66. The method of claim 65, wherein the method comprises:

delivering the dissolved albumin to a filtration unit,

the filtration device comprises a dynamic filtration element,

the dynamic filter element is adapted to produce an albumin-depleted retentate and a filtrate enriched in soluble albumin;

recovering the albumin-rich filtrate.

67. The method of claim 65, wherein the method comprises:

i) Providing the solubilized albumin in a first tank;

j) Delivering the solubilized albumin solution to a first filtration unit,

the first filter device comprises a dynamic filter element,

k) Optionally, diluting the solution in the first tank by flowing retentate to the first tank;

l) recovering the albumin-rich filtrate in a second tank, and

m) optionally concentrating the filtrate.

68. The method of claim 67, wherein

Step m) comprises:

continuously concentrating the filtrate in a second filter device,

the second filter device comprises a dynamic filter element,

the dynamic filter element is adapted to produce an albumin-rich retentate and an albumin-depleted filtrate.

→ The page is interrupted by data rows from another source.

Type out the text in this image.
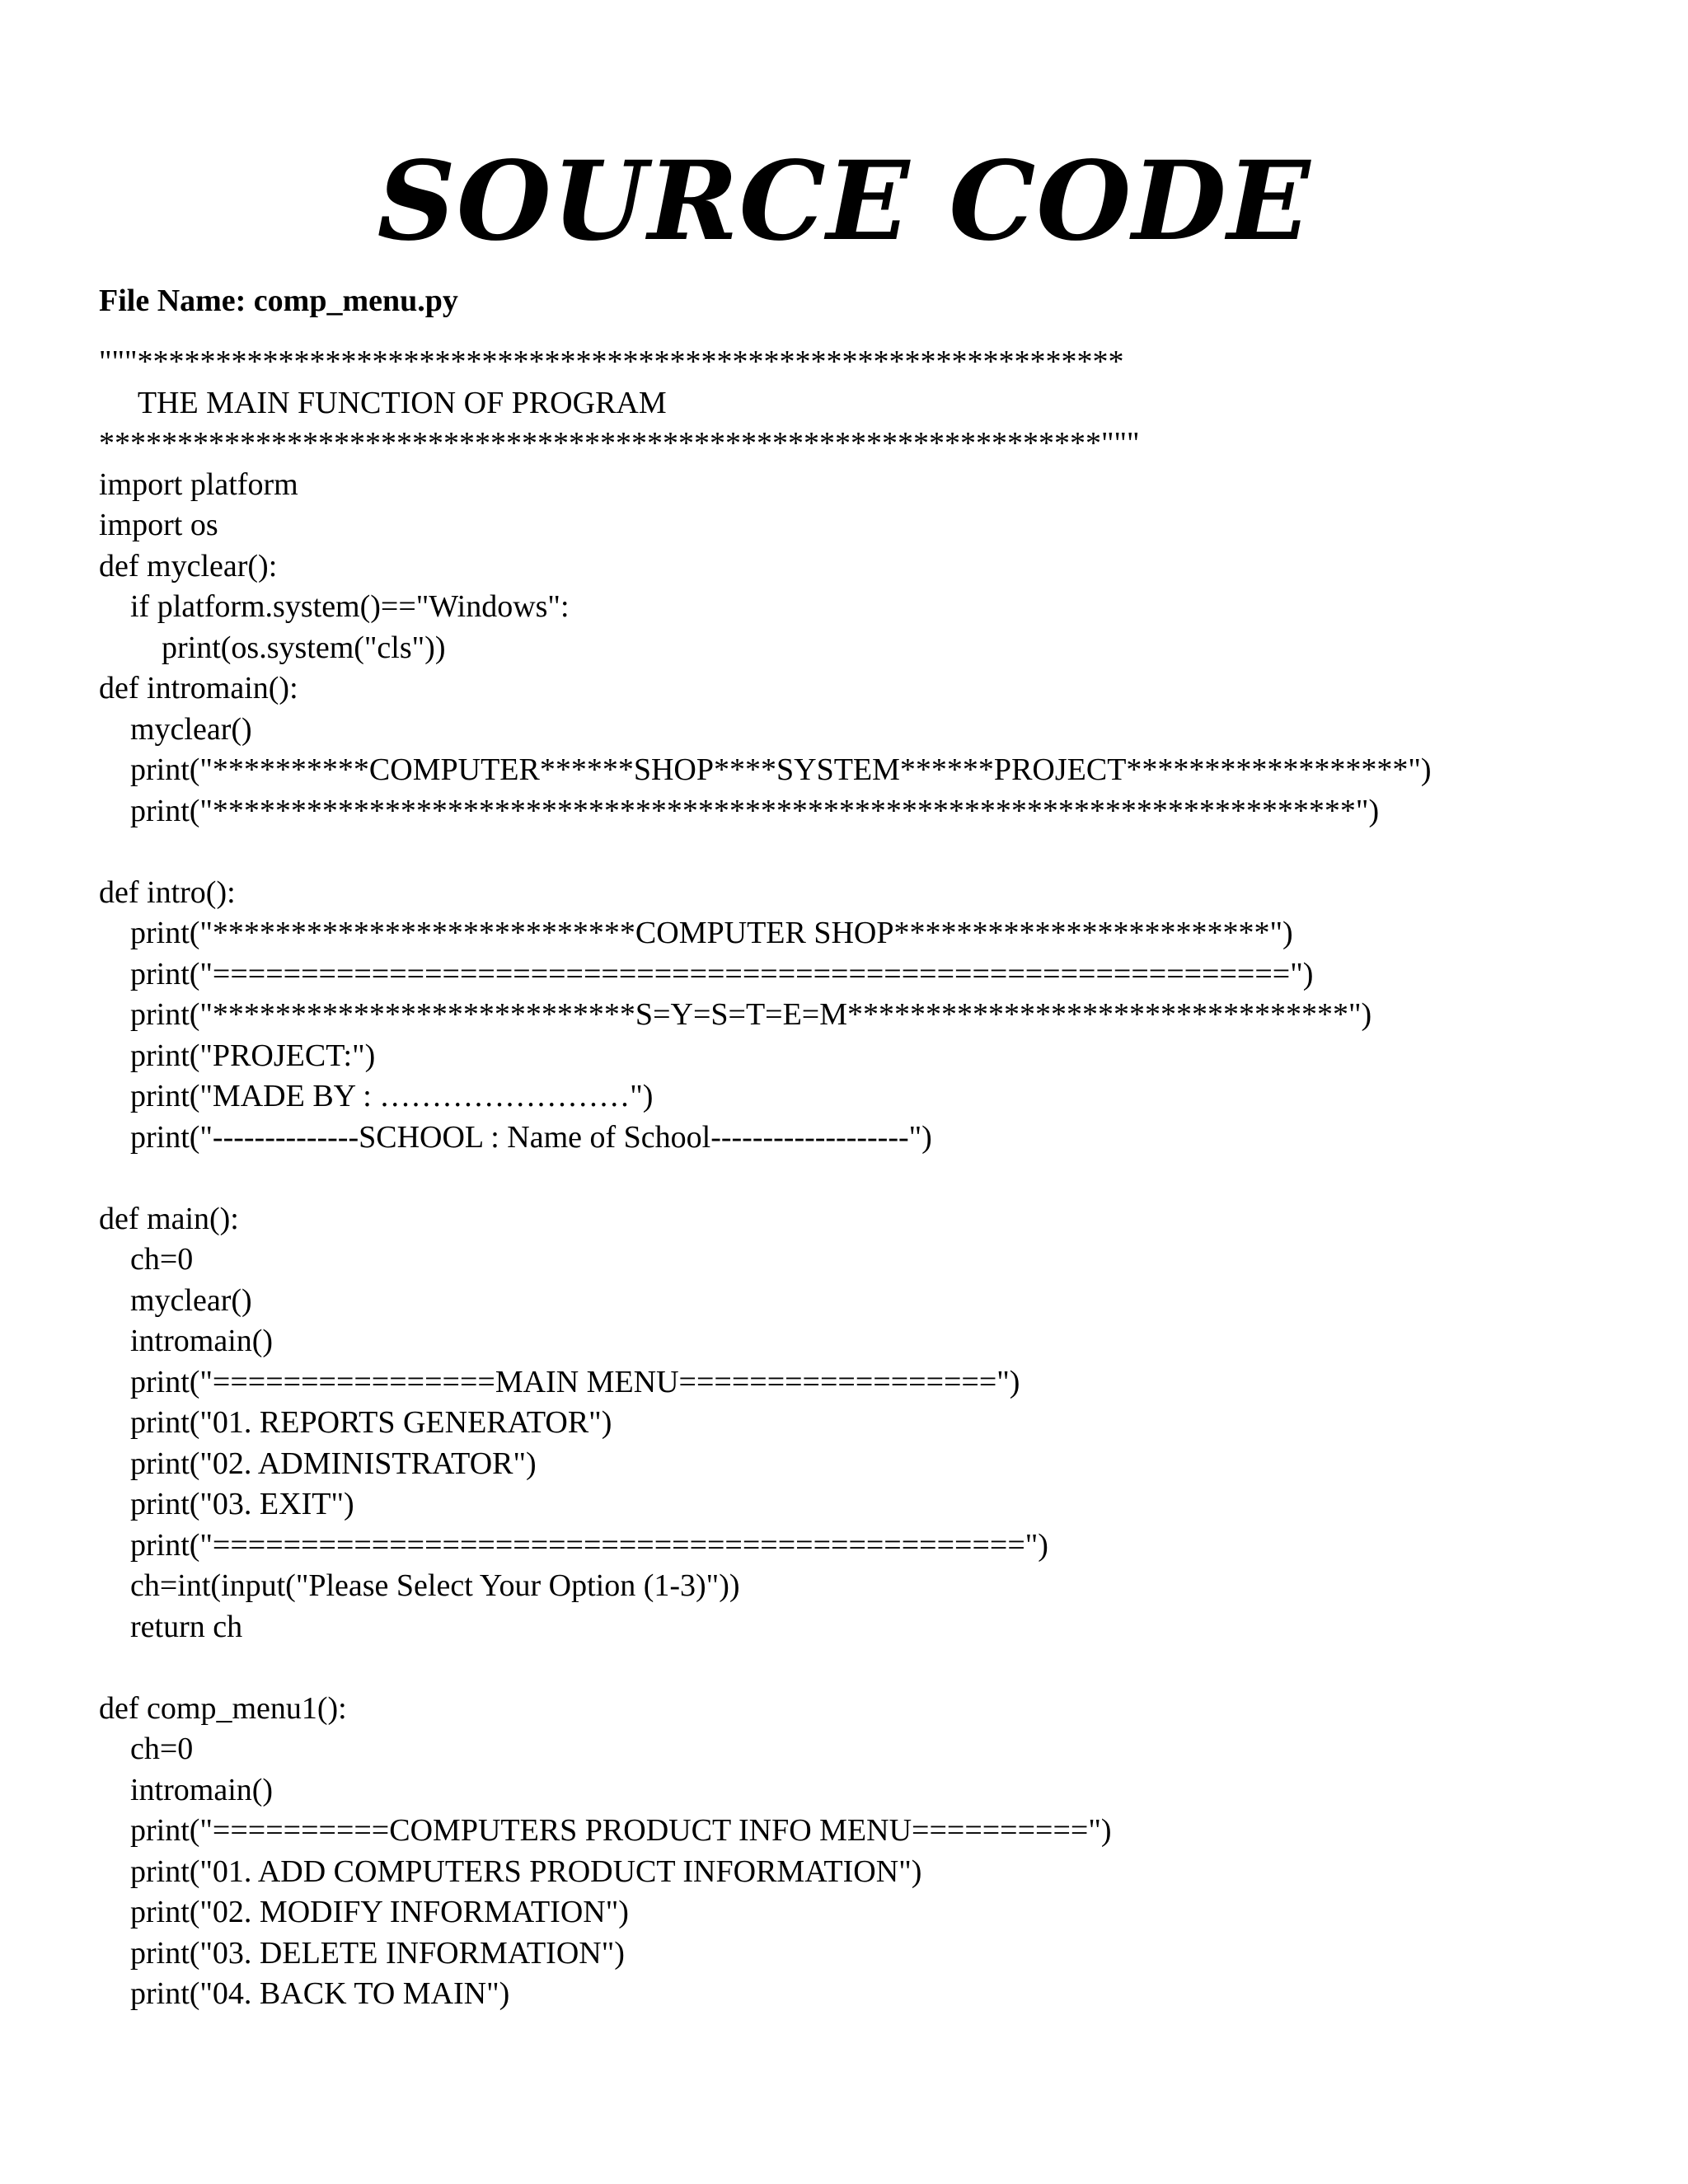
SOURCE CODE
File Name: comp_menu.py
"""***************************************************************
THE MAIN FUNCTION OF PROGRAM
****************************************************************"""
import platform
import os
def myclear():
if platform.system()=="Windows":
print(os.system("cls"))
def intromain():
myclear()
print("**********COMPUTER******SHOP****SYSTEM******PROJECT******************")
print("*************************************************************************")
def intro():
print("***************************COMPUTER SHOP************************")
print("=============================================================")
print("***************************S=Y=S=T=E=M********************************")
print("PROJECT:")
print("MADE BY : ……………………")
print("--------------SCHOOL : Name of School-------------------")
def main():
ch=0
myclear()
intromain()
print("================MAIN MENU==================")
print("01. REPORTS GENERATOR")
print("02. ADMINISTRATOR")
print("03. EXIT")
print("==============================================")
ch=int(input("Please Select Your Option (1-3)"))
return ch
def comp_menu1():
ch=0
intromain()
print("==========COMPUTERS PRODUCT INFO MENU==========")
print("01. ADD COMPUTERS PRODUCT INFORMATION")
print("02. MODIFY INFORMATION")
print("03. DELETE INFORMATION")
print("04. BACK TO MAIN")
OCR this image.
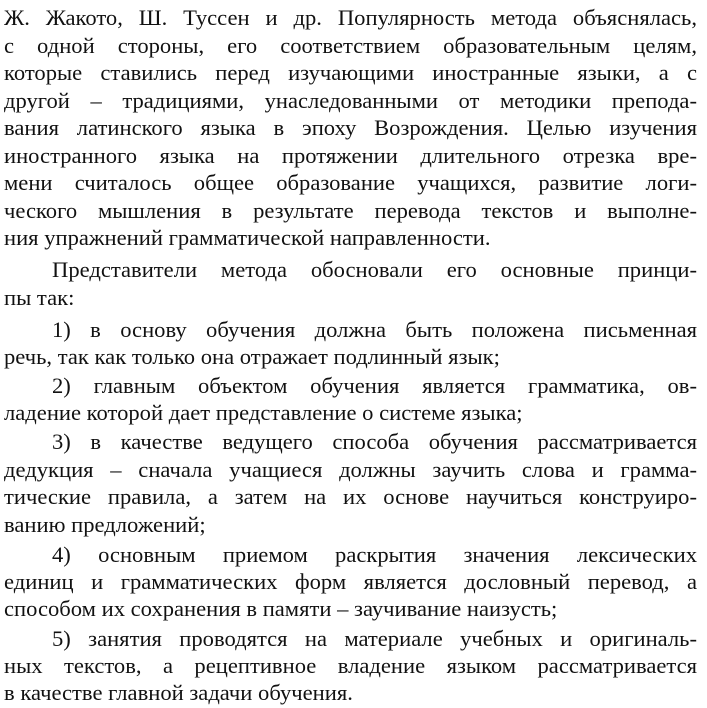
Ж. Жакото, Ш. Туссен и др. Популярность метода объяснялась,
с одной стороны, его соответствием образовательным целям,
которые ставились перед изучающими иностранные языки, а с
другой – традициями, унаследованными от методики препода-
вания латинского языка в эпоху Возрождения. Целью изучения
иностранного языка на протяжении длительного отрезка вре-
мени считалось общее образование учащихся, развитие логи-
ческого мышления в результате перевода текстов и выполне-
ния упражнений грамматической направленности.
Представители метода обосновали его основные принци-
пы так:
1) в основу обучения должна быть положена письменная
речь, так как только она отражает подлинный язык;
2) главным объектом обучения является грамматика, ов-
ладение которой дает представление о системе языка;
3) в качестве ведущего способа обучения рассматривается
дедукция – сначала учащиеся должны заучить слова и грамма-
тические правила, а затем на их основе научиться конструиро-
ванию предложений;
4) основным приемом раскрытия значения лексических
единиц и грамматических форм является дословный перевод, а
способом их сохранения в памяти – заучивание наизусть;
5) занятия проводятся на материале учебных и оригиналь-
ных текстов, а рецептивное владение языком рассматривается
в качестве главной задачи обучения.
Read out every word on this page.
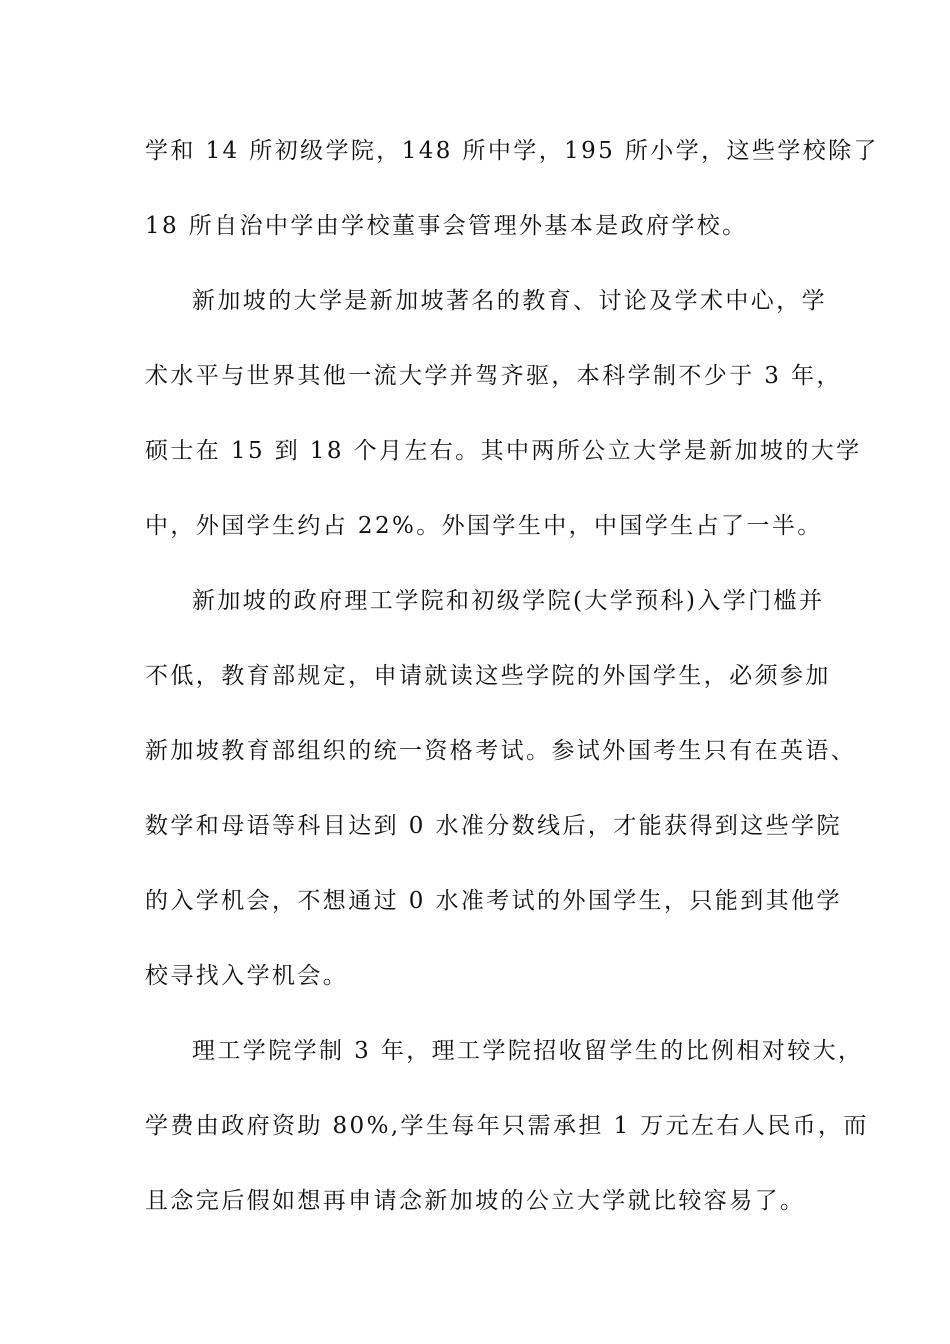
学和 14 所初级学院，148 所中学，195 所小学，这些学校除了
18 所自治中学由学校董事会管理外基本是政府学校。
新加坡的大学是新加坡著名的教育、讨论及学术中心，学
术水平与世界其他一流大学并驾齐驱，本科学制不少于 3 年，
硕士在 15 到 18 个月左右。其中两所公立大学是新加坡的大学
中，外国学生约占 22%。外国学生中，中国学生占了一半。
新加坡的政府理工学院和初级学院(大学预科)入学门槛并
不低，教育部规定，申请就读这些学院的外国学生，必须参加
新加坡教育部组织的统一资格考试。参试外国考生只有在英语、
数学和母语等科目达到 0 水准分数线后，才能获得到这些学院
的入学机会，不想通过 0 水准考试的外国学生，只能到其他学
校寻找入学机会。
理工学院学制 3 年，理工学院招收留学生的比例相对较大，
学费由政府资助 80%,学生每年只需承担 1 万元左右人民币，而
且念完后假如想再申请念新加坡的公立大学就比较容易了。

69. The method of claim 67 or 68, wherein

Returning the albumin-depleted filtrate to the first tank.

70. The method of any one of claims 67-69, wherein

The albumin-rich retentate is returned to the second tank.

71. The method of any one of claims 67-70, wherein

The dynamic filter element in the first filter device is a dynamic cross-flow filter element,

the dynamic filter element is adapted to produce an albumin-rich filtrate (permeate).

72. The method of any one of claims 67-71, wherein

The dynamic filter element in the second filter device is a dynamic cross flow filter element or TFF,

the dynamic filter element is adapted to concentrate the albumin solution and produce an albumin-rich retentate.

73. The method of claim 18, wherein

Adjusting the pH of the first retentate to 6.4-7.2 to dissolve the albumin,

preferably, the pH is between 6.8 and 7.2.

74. The method of claim 73, wherein

Delivering the solubilised albumin to a further filtration unit to produce an albumin-depleted retentate and an albumin-rich filtrate,

the further filtration device comprises a dynamic filtration element.

75. The method of claim 74, wherein

Heating the albumin-rich solution in the range of 60 to 65 ℃.

76. The method of claim 75 wherein

The heating is performed for a period of time exceeding 90 minutes.

77. The method of claim 76, wherein

After the heating step, the pH of the solution is adjusted to at or about 4.20,

preferably, cooling to 4 ℃ is performed simultaneously to precipitate the proteins denatured during the above heating step.

78. The method of claim 77, wherein

The precipitate was removed by filtration and,

whereby the filtrate comprises purified albumin,

Preferably, the albumin purity is equal to or greater than 95%, 96%, 97% or 98% total protein and albumin yield is equal to or greater than 85%, 86%, 87%, 88%, 89% or 90%.